No digo nada nuevo si escribo que nuestro país está viviendo horas muy difíciles, de gran incertidumbre. La explosión del nacionalismo catalán, que venía gestándose desde hace muchos años, ha despertado algunos fantasmas dormidos del nacionalismo español más rancio. Por ahora la guerra es solo de banderitas, y esperemos que permanezca así. En el día en el que el gobierno se ha decidido a aplicar el artículo 155 de nuestra Constitución - territorio inédito - uno se queda medianamente tranquilo al saber que la Unión Europea apoya en bloque la soberanía de nuestro país y el orden legislativo, cuya piedra angular es precisamente esta Constitución que fue ninguneada el mes pasado por un Parlamento autonómico en una sesión que tuvo mucho más de bochonorsa que de solemne.
Precisamente uno de los postulados del nacionalismo es la solemnidad ante los símbolos. Uno sigue esta crisis con curiosidad, pero la proliferación de declaraciones y actos solemnes por parte de las autoridades catalanas quizá esté provocando un hartazgo entre muchos ciudadanos que se creyeron las promesas de prosperidad con las que les han estado machacando repetidamente. Cataluña iba a declarar fácilmente la independencia, la comunidad internacional reconocería al nuevo Estado y la Unión Europea no podría dejar salir de su seno a tan importante país, mientras la rancia nación española era humillada. La triste realidad con la que han chocado en las últimas semanas ha obligado a algunos - supongo - a replantearse sus convicciones, pero muchos otros siguen instalados en un delirio colectivo del que ni siquiera les hace despertar la enorme fuga de empresas que ha seguido a esa extraña declaración de independiencia inmediatamente suspendida con la que Puigdemon nos sorprendió la semana pasada.

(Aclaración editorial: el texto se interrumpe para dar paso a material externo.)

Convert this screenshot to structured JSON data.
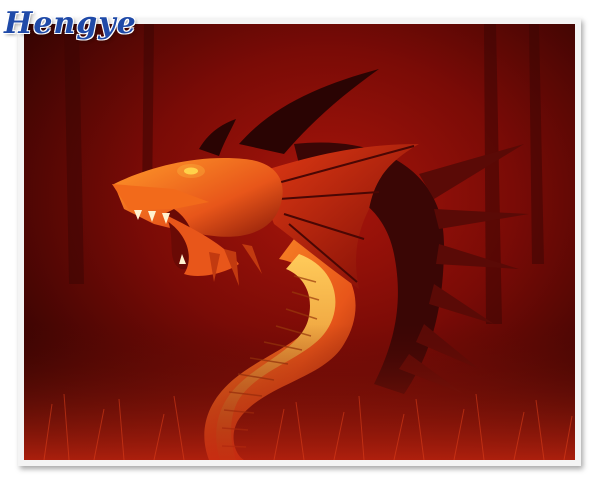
{
  "watermark": {
    "text": "Hengye",
    "colors": {
      "primary": "#1c3f95",
      "accent_red": "#c02626",
      "accent_green": "#2c8a3a"
    }
  },
  "image": {
    "subject": "red-dragon",
    "colors": {
      "background_dark": "#2a0302",
      "background_red": "#8e0d07",
      "dragon_orange": "#f26a1b",
      "dragon_belly": "#f6a93a",
      "dragon_dark": "#3a0605",
      "eye": "#ffd24a"
    }
  }
}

Es posible que algún día los instigadores de este desaguisado dejen de esconderse detrás de una bandera y asuman su responsabilidad, pero queda mucho todavía para eso. Mientras puedan seguir encadenando declaraciones solemnes y sentirse arropados por masas de ciudadanos con banderas, el delirio seguirá adelante. Bien es cierto que la responsabilidad se comparte con un Estado central que ha dejado enquistarse un problema que se veía venir de lejos y ha asumido sus obligaciones - que las circunstancias han convertido en semipunitivas - en el último minuto, cuando recomponer lo que se ha ido rompiendo en los últimos meses va a convertirse en un proceso largo y costoso. Muchos ciudadanos están hastiados del tema, pero pasará mucho tiempo hasta que dejemos de hablar con él con esa mezcla de pasión y algo de miedo que imponen las noticias algo confusas que se suceden de hora en hora.
Por supuesto, todo país necesita su mitología, su discurso histórico-épico que justifique la singularidad de un pueblo milenario. Y no basta con una lengua y unas costumbres propias, hay que examinar los hechos históricos y reintepretarlos para que encajen de la manera más conveniente para derivar en una especie de justificación digna de un pueblo elegido:
"Si se concede generalmente que los Estados nacionales son "nuevos" e "históricos", las naciones a las que dan una expresión política presumen siempre de un pasado inmemorial y miran un futuro ilimitado, lo que es aún más importante. La magia del nacionalismo es la conversión del azar en destino."
Y luego está el victimismo. Cualquier afrenta, real o imaginaria se exagerará hasta convertirla en una agresión inaceptable, aunque esta supuestamente ocurriera hace tres siglos. Cualquier pronunciamiento de los poderes del Estado en contra de acciones ilegales será considerada represión totalitaria contra el pueblo y los razonamientos serán sustituidos por mares de banderas que desarmen los argumentos del contrario con la elocuencia de los colores propios. En una época en la que las fuerzas más razonables del progreso intentan profundizar en la Unión Europea, una organización imperfecta que nació precisamente como reacción frente a los nacionalismos, algunos abogan por un independentismo sin fronteras que solo puede llevar al desastre, como ya se probó repetidamente en el pasado. Leer en estos días el estudio ya clásico de Benedict Anderson (publicado por primera vez en 1983), es una manera de meditar serenamente sobre el problema y tomar consciencia de que los Estados, pasados, presentes y futuros, no son más que construcciones imaginarias que deben servir para la convivencia, para unir y no para separar a los ciudadanos. Lo verdaderamente importante, algo de lo que se habla poco estos días, es respetar los derechos individuales de estos ciudadanos, un tema de mucho más calado que el absurdo choque de banderas al que estamos asistiendo.